HEAD is one more layer of indirection: usually it’s a file containing ref: refs/heads/main, meaning “I am on the branch main.” When you checkout a different branch, Git rewrites HEAD to point at that ref and updates your working files to match its tree. A “detached HEAD” simply means HEAD holds a commit hash directly instead of pointing at a branch.

Once this clicks, the scary commands demystify. git reset moves a branch pointer to a different commit. git rebase replays commits to create new ones with new hashes (which is why it rewrites history). Nothing reaches into an object and mutates it — Git only ever creates new objects and moves pointers.

FAQ

FAQ

Does Git store a separate full copy of every file in every commit?+
No. Each commit references a complete tree, but unchanged files and folders point to the exact same blob and tree objects as earlier commits because their content hashes are identical.

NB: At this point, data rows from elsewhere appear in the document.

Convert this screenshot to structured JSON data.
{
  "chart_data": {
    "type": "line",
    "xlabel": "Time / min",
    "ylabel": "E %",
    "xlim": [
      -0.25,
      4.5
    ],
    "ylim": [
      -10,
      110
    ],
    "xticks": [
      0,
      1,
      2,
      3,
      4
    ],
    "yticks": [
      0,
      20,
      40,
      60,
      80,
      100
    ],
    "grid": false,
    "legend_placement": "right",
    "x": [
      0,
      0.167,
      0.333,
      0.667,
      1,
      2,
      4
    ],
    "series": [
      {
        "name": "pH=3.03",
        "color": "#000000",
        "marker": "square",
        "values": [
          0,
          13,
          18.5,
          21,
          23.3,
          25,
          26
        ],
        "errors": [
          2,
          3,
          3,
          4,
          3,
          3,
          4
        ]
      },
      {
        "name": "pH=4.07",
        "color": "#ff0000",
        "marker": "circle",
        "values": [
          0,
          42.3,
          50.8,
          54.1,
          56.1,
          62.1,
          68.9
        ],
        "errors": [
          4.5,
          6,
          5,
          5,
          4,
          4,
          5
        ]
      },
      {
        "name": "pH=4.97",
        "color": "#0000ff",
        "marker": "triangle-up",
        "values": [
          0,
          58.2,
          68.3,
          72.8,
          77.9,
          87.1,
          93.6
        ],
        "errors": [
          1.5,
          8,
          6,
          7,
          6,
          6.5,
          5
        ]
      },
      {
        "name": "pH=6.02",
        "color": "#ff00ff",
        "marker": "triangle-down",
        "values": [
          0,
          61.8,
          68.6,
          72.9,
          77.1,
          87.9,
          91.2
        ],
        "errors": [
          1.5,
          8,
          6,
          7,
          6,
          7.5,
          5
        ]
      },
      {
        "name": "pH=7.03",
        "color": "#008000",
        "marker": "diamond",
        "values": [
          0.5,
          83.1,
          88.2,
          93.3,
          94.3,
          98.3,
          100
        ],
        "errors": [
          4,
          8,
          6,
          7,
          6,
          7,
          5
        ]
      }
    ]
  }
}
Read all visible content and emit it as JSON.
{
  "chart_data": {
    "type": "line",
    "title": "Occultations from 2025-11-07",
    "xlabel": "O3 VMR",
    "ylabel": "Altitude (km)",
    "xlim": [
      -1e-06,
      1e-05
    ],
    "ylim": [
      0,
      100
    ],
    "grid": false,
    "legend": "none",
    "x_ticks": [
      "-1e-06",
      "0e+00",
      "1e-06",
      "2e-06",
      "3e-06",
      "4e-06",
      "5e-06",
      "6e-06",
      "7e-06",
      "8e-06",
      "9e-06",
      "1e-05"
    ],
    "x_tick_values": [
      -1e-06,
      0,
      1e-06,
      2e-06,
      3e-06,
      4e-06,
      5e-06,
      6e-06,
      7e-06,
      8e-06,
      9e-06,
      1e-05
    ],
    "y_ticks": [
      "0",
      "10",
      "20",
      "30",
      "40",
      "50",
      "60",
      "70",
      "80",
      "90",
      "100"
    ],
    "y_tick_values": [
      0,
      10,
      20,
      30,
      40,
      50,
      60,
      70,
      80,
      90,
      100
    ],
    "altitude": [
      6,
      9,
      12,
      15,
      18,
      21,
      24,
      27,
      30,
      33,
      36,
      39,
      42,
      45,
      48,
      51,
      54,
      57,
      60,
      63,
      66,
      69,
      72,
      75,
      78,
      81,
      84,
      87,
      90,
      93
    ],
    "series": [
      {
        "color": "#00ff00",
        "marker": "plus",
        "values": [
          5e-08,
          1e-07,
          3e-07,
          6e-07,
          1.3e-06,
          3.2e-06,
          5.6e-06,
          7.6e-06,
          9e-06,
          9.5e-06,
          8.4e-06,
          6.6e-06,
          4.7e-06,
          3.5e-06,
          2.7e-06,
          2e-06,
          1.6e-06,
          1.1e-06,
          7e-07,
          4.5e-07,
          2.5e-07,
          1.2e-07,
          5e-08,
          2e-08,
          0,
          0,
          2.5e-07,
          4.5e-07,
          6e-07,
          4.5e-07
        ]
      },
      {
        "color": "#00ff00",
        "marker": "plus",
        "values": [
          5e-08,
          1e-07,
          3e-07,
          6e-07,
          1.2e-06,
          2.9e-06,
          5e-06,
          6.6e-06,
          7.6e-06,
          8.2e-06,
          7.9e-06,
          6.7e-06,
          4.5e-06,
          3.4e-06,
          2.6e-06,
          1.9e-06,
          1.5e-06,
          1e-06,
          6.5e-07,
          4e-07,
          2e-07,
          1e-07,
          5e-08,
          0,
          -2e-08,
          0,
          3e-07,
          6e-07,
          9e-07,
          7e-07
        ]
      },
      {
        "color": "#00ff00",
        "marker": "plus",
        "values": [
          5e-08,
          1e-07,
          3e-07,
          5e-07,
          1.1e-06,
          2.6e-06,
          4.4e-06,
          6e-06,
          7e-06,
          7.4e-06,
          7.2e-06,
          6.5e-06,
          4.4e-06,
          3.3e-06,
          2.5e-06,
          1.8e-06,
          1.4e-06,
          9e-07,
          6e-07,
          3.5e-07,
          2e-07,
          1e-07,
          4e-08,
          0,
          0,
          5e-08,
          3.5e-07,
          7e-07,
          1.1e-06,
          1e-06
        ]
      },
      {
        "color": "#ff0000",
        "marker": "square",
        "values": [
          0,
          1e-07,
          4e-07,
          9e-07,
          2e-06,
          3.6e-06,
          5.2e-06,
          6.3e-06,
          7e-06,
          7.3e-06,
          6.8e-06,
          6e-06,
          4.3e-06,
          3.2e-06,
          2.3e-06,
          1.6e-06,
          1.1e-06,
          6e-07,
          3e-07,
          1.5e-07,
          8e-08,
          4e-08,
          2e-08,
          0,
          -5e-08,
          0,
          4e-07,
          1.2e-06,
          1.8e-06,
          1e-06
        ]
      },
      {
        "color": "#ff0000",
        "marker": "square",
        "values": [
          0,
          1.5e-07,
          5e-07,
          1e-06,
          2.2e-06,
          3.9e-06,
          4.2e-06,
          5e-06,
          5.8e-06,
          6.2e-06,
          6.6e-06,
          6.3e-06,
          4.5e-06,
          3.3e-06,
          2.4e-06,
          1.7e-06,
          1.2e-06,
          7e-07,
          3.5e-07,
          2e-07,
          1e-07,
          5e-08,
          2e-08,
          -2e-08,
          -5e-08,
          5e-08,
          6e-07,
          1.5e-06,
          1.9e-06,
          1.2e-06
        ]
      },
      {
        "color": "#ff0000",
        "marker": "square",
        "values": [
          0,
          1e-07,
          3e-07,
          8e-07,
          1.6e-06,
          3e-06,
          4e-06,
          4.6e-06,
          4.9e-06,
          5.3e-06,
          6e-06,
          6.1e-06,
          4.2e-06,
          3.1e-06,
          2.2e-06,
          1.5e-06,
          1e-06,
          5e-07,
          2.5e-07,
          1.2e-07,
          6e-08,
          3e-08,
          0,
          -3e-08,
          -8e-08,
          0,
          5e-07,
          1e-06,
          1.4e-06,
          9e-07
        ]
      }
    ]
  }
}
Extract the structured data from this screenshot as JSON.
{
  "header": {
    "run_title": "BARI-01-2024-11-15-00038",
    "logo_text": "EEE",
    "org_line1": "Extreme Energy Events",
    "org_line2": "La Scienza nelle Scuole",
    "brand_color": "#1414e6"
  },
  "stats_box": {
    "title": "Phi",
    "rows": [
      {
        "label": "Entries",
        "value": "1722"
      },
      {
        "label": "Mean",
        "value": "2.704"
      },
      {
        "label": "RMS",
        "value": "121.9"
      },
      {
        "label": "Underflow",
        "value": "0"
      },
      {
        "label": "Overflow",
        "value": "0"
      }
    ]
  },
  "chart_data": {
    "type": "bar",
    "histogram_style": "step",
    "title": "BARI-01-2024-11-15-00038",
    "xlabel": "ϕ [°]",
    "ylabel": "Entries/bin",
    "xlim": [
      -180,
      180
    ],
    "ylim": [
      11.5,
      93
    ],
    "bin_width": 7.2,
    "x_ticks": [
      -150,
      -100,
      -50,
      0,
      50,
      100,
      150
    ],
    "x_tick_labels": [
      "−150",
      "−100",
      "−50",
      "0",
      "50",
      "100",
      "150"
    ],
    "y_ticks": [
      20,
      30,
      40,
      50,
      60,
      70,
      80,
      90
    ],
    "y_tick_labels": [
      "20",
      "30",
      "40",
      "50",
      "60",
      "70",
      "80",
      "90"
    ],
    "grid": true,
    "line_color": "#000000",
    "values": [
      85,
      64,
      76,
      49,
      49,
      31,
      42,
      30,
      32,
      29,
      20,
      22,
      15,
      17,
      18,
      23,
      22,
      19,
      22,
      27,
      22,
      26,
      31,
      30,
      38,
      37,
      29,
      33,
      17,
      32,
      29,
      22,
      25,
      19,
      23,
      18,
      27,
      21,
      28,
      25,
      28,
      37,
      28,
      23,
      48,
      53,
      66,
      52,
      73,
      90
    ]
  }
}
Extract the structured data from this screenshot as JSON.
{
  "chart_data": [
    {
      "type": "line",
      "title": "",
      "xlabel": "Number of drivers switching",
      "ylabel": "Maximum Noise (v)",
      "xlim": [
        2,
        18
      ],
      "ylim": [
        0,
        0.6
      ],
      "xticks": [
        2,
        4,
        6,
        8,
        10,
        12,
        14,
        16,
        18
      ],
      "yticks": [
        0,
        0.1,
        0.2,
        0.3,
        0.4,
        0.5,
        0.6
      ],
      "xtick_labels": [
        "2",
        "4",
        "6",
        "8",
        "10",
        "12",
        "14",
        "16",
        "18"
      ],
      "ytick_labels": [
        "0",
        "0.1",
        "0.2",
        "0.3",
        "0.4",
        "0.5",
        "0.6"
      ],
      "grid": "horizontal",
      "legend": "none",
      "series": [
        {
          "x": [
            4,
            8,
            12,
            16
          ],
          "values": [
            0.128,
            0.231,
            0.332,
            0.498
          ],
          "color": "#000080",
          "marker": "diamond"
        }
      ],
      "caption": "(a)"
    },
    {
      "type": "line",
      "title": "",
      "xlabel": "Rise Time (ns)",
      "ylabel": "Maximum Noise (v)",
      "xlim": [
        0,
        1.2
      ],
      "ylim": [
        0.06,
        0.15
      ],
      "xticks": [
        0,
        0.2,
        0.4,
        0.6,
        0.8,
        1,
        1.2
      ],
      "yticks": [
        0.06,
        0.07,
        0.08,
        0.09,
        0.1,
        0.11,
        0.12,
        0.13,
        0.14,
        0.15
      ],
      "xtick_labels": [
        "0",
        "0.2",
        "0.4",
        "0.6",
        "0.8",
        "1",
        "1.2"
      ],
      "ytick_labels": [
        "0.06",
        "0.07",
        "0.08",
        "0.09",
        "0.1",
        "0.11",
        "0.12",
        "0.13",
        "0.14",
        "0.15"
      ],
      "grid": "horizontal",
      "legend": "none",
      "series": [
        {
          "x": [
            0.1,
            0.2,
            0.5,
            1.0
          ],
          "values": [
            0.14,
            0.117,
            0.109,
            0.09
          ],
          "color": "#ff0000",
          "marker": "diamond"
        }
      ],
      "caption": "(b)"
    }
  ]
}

Git stores each unique piece of content only once and shares it by reference.
What is the difference between a blob and a file?+
A blob holds only the raw contents of a file — it has no name, no path, and no permissions. The filename and mode live in the tree object that references the blob. So renaming a file with identical contents creates a new tree entry but reuses the same blob.
If commits are immutable, how can rebase or amend change history?+
They don't mutate existing commits — they create brand-new commit objects with new hashes and then move the branch pointer to them. The old commits still exist (you can often recover them via the reflog) until Git's garbage collection eventually prunes unreferenced objects.